Craig Derbyshire

Personal information
- Nickname: Dynamite
- Born: Craig Kevin Derbyshire 2 July 1991 (age 35) Doncaster, Yorkshire, England
- Height: 5 ft 2 in (157 cm)
- Weight: Light-flyweight, Flyweight, Super-flyweight, Bantamweight

Boxing career
- Stance: Orthodox

Boxing record
- Total fights: 45
- Wins: 12
- Win by KO: 3
- Losses: 29
- Draws: 4

= Craig Derbyshire =

English boxer (born 1991)

Craig Derbyshire (born 2 July 1991) is an English professional boxer who has held the Commonwealth light-flyweight title since 8 December 2023. He is also a two-time former English super-flyweight champion.

==Career==
Having transitioned from Mixed Martial Arts and Muay Thai into boxing in 2014, Derbyshire lost his first nine pro-fights.

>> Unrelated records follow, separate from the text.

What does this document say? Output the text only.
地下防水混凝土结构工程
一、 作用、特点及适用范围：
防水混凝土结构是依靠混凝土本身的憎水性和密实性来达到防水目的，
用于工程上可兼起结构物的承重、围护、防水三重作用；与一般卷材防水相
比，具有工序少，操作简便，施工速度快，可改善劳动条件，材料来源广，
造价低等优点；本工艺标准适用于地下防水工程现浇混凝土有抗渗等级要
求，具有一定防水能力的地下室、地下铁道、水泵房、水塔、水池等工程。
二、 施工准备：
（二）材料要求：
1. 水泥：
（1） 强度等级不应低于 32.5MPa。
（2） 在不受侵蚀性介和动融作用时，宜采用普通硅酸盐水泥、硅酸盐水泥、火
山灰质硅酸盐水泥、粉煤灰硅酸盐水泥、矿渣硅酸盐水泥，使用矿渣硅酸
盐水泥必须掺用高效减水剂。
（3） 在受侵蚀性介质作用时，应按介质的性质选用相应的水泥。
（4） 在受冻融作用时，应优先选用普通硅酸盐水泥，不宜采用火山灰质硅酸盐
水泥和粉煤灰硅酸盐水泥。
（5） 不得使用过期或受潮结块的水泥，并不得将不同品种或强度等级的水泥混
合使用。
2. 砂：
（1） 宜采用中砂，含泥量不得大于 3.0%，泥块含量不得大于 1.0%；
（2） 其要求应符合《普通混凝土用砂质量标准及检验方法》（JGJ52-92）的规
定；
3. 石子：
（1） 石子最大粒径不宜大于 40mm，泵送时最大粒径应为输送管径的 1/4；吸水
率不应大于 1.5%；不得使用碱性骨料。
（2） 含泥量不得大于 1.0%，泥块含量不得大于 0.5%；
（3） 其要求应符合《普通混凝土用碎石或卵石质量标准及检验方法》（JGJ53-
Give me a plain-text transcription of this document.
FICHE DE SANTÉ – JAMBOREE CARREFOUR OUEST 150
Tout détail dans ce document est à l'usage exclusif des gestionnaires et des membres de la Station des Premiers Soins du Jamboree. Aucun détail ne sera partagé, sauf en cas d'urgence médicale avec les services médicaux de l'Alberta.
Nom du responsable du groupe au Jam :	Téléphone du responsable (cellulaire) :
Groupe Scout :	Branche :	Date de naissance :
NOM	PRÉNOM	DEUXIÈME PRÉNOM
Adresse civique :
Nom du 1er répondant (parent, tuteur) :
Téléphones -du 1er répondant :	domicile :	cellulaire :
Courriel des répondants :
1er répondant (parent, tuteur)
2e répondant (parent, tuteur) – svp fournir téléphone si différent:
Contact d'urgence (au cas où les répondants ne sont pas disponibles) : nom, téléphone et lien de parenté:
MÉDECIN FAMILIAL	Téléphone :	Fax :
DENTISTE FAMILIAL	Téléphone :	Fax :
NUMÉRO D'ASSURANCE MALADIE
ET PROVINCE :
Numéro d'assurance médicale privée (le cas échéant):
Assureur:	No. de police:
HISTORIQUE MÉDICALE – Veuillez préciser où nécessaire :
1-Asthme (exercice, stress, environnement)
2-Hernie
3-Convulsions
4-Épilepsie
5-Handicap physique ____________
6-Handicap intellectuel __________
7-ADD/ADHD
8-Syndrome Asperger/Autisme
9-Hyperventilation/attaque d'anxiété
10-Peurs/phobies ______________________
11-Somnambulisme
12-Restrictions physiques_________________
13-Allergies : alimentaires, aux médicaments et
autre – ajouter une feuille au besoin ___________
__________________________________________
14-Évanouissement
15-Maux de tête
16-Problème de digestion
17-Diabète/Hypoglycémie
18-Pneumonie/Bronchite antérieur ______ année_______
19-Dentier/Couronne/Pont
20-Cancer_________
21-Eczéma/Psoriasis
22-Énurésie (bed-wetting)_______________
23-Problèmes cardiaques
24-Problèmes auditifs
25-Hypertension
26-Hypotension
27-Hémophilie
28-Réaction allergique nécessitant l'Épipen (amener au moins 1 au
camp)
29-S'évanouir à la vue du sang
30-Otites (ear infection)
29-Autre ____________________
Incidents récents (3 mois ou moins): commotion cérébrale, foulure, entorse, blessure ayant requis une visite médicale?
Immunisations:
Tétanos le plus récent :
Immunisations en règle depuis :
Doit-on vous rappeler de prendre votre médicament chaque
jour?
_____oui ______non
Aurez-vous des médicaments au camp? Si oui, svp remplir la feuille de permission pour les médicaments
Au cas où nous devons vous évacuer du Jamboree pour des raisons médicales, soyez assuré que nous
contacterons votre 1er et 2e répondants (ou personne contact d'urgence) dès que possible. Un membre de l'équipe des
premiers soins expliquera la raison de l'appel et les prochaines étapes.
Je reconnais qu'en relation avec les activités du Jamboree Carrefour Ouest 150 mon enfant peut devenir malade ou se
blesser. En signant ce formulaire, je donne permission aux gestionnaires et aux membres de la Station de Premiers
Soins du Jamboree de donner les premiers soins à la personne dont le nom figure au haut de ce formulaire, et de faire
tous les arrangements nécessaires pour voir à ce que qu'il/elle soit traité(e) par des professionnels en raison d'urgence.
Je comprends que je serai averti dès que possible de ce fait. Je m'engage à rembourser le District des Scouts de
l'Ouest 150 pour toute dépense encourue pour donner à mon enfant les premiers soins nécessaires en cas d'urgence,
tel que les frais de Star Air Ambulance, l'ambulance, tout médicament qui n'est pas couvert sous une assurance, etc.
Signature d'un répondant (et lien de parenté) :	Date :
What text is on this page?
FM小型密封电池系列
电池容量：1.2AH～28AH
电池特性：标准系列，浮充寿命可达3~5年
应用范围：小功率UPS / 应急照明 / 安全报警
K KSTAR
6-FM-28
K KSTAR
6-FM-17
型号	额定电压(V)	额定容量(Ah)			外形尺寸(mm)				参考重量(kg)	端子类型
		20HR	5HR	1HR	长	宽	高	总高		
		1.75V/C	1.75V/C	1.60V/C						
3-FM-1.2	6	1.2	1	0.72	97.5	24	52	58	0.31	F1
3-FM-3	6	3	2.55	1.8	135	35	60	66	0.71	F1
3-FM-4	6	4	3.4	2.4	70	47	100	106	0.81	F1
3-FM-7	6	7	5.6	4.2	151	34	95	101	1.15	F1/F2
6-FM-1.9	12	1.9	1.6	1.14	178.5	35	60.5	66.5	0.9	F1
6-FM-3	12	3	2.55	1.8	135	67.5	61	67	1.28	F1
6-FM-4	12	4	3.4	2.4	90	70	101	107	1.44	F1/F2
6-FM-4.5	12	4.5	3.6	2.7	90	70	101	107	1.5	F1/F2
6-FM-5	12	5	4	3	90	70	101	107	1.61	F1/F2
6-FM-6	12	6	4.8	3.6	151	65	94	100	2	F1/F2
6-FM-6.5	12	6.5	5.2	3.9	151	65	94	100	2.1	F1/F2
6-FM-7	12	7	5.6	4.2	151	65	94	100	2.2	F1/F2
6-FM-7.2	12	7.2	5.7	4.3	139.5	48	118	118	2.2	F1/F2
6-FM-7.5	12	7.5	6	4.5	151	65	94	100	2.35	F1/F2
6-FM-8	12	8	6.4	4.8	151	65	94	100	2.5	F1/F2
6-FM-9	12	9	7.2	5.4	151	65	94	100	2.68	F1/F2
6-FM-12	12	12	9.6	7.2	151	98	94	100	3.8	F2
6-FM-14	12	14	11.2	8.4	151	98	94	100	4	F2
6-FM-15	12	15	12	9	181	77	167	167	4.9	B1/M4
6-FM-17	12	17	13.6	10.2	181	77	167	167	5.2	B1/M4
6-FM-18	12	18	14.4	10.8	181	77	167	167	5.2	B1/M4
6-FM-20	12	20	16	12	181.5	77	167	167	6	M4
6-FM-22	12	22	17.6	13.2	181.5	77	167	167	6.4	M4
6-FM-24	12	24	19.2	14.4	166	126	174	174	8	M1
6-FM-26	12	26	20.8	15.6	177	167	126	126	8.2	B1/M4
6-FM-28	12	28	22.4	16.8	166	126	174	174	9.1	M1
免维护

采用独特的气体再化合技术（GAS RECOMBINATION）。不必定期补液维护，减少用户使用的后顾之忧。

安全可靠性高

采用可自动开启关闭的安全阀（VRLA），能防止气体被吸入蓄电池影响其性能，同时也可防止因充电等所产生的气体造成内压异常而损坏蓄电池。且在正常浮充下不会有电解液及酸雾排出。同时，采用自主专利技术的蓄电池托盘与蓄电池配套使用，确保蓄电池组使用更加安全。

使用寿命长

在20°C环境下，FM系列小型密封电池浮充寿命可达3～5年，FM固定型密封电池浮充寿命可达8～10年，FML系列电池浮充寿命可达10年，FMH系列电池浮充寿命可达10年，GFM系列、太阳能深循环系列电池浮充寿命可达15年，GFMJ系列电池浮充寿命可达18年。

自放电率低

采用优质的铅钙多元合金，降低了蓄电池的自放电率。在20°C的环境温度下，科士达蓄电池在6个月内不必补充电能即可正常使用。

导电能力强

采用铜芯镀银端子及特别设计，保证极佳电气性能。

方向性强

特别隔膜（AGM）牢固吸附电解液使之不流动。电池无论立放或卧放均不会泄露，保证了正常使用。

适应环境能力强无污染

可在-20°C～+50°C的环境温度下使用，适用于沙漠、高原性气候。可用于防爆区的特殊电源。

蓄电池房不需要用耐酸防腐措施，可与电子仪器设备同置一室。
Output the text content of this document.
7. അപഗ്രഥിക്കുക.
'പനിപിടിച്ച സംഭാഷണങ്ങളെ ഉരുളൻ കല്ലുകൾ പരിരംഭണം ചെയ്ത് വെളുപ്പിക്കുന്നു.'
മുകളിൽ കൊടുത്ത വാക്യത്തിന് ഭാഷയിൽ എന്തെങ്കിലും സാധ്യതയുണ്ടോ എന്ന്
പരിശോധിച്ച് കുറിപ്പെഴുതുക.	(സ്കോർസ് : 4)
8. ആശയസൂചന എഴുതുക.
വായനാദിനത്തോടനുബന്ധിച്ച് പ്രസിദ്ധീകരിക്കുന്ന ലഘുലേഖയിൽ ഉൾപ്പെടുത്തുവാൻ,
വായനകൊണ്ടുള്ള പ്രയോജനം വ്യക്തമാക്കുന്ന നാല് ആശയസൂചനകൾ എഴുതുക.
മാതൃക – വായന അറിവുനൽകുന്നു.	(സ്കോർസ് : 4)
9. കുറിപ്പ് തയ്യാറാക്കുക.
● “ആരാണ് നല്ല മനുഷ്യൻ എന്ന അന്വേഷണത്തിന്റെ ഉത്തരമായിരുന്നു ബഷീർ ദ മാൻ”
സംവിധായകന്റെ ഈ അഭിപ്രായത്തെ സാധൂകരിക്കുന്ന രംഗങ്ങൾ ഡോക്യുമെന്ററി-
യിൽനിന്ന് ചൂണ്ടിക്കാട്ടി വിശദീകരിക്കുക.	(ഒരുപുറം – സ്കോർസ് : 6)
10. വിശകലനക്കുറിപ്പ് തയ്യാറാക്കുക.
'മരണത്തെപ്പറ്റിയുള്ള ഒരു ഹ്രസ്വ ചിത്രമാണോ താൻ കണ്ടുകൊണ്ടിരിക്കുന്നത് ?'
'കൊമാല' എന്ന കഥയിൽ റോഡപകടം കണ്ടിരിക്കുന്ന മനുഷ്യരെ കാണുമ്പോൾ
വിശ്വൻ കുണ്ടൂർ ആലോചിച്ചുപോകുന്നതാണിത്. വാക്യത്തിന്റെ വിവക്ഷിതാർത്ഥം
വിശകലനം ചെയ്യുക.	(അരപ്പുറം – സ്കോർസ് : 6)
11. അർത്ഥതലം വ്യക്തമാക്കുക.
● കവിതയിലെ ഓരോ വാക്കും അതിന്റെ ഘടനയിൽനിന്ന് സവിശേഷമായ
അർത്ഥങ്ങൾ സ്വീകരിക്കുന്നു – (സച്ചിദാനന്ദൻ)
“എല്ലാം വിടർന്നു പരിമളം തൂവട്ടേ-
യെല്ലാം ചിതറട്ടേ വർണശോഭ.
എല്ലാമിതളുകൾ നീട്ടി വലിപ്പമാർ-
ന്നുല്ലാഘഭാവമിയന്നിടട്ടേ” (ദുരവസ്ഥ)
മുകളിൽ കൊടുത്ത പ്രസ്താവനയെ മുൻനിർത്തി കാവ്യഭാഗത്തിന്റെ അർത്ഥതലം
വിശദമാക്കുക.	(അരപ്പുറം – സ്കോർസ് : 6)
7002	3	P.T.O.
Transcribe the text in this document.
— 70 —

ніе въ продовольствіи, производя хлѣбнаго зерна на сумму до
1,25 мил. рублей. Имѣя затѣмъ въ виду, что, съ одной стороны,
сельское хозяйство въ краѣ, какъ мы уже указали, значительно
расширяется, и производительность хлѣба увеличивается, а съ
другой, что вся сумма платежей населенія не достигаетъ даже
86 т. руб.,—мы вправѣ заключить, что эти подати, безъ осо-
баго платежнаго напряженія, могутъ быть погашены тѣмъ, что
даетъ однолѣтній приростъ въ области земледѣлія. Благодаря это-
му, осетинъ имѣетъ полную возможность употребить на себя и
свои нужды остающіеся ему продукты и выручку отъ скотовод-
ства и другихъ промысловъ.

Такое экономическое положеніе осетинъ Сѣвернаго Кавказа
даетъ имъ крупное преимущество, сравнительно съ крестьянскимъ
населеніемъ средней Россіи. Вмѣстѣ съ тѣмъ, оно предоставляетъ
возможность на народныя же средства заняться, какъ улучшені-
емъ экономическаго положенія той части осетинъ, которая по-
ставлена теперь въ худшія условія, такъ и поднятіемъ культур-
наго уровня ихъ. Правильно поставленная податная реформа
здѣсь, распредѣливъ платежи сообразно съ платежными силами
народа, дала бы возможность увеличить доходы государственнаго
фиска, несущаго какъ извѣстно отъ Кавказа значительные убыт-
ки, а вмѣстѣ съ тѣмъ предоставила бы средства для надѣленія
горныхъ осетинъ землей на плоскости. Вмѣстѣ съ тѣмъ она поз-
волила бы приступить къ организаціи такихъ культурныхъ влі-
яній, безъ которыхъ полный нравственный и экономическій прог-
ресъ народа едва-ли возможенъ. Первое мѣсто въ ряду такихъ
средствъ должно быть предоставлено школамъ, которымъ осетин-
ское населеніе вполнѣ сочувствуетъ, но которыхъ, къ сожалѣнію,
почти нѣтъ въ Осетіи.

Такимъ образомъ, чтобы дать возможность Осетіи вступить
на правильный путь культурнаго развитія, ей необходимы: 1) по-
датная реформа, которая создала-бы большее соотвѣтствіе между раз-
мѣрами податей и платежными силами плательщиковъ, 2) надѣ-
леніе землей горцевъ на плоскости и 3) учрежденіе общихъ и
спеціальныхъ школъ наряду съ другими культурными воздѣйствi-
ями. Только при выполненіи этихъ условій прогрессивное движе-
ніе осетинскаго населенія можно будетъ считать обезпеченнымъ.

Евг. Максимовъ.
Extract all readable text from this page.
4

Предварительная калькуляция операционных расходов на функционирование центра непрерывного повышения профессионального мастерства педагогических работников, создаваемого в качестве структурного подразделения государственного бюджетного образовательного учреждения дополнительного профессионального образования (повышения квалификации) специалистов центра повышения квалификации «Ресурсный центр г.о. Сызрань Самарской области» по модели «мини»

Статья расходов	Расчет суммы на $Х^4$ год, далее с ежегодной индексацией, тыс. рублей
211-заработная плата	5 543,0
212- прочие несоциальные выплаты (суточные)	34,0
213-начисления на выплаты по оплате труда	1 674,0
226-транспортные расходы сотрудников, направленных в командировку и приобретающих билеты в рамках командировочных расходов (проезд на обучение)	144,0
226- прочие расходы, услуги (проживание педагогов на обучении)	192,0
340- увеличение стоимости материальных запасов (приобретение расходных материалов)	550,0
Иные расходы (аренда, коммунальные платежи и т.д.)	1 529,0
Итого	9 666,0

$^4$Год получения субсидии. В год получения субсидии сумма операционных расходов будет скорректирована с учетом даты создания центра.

He had compiled a record of four wins, 20 loses and three draws when he defeated Anthony Smith on points to claim the vacant Central Area super-flyweight title at Leigh Sports Village on 10 June 2017.

Derbyshire lost the title on points to Tommy Frank in his first defense at IceSheffield on 27 April 2018, but bounced back to win the vacant Central Area bantamweight championship by stopping Lee Clayton in the fifth round of their contest at De Vere Whites in Bolton on 29 September 2018.

Dropping down to super-flyweight for his next outing, he won the vacant English title with a unanimous decision victory over Nathan Reeve at The Deco in Northampton on 25 May 2019.

Derbyshire lost the title in his first defense against Marcel Braithwaite at Bonus Arena in Hull on 26 October 2019, going down by majority decision.

After almost two years away from the ring, he reclaimed the belt in his next fight with a split decision success over Joe Maphosa at Rainton Meadows Arena in Houghton-le-Spring on 10 September 2021.

Once again switching weight divisions, Derbyshire challenged British flyweight champion Tommy Frank at the Magna Centre in Rotherham on 3 April 2022. The fight ended in a split draw with one ringside judge awarding him the bout 114–113 and a second favouring Frank 114–112, while the third saw it as a 114–114 tie.

Derbyshire faced Connor Butler for the vacant Commonwealth flyweight title at the Hilton Hotel Portamaso in St. Julian's, Malta on 25 February 2023. He lost via unanimous decision.

He won the biggest fight of his career to date by dethroning Commonwealth light-flyweight champion Matt Windle at Lions Centre in George Town, Cayman Islands, on 8 December 2023. Derbyshire inflicted heavy damage to his opponent throughout the contest which came to an end when Windle's corner halted the fight at the end of round five.

His first defense of the title took place at the Leisure Centre in Beverley on 11 October 2024, against Paul Roberts. Derbyshire kept hold of his belt thanks to a unanimous decision win.

Derbyshire made his second defense against Liam Dring at the Leisure Centre in Alfreton on 6 September 2025, winning via unanimous decision.